The US move
Withdrawal of the US Marines from Beirut to ships offshore is the right move at this time. But the concomitant presidential decision to use US ships and planes to shell Muslim positions that fire into Beirut seems to be misguided and probably counterproductive. It should be reversed. The US no longer appears to have any significant role to play in Lebanon. There is no peace left to keep, no effective central government to protect. The situation now has regressed to a state of virtual civil war in a land that has seen centuries of such bitter factionalism.
In these circumstances President Reagan took the wise step of removing the Marines from their exposed position near the Beirut airport to ships offshore. Britain's Prime Minister Thatcher promptly showed her agreement with this judgment by similarly removing British peacekeeping forces.
Withdrawal of the US Marines should progress as speedily as possible. Early estimates are that it might take three to four weeks: That would be too long. The Marines require more protection now.

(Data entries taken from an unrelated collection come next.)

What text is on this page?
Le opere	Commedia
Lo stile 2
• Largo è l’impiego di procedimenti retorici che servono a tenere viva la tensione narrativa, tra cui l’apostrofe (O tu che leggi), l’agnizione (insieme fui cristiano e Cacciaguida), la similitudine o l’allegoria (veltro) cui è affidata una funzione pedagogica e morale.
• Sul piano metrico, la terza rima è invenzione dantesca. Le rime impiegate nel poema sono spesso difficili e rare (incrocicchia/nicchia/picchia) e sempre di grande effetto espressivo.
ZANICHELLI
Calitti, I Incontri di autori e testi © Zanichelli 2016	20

Keeping the Marines in ships offshore for the time being is also appropriate, as they would be available if required to evacuate the estimated 1,000 American civilians still in Beirut should a further deterioration of the situation there make such a step necessary.
At the same time, it is prudent for the US to take immediate defensive measures to protect the ships onto which the Marines are being transferred from attack by missiles or suicide planes. For one thing, ships should be stationed at some distance from the coast.
The Lebanese government, never more than fragile, now lies in ruins that parallel those of Beirut itself. The Cabinet has resigned. The Army has substantially disintegrated. In the face of overwhelming military and political opposition, President Amin Gemayel appears to have an impossible task in trying to form an effective new government.
When Beirut and Lebanon settle down, the government that ultimately emerges almost surely will have to reflect the political reality of a Muslim majority, with a diminished role for the Maronite Christian minority. This government will be heavily influenced by the Syrian backers of today's forces, and perhaps to some extent by Syria's Soviet suppliers.
Every American shell or bomb that falls on Muslim positions from here on will increase the difficulty the US government will have in building an effective working relationship with the future Muslim-oriented government. For that reason alone, the shelling should cease.
Further, continued American firing does not help US relations with other Muslim Arab nations of the Middle East.
However, should disorder worsen in Beirut, shelling might become militarily necessary to permit the withdrawal of Marines from the ground, or to facilitate evacuation of other Americans in Lebanon, should that become essential.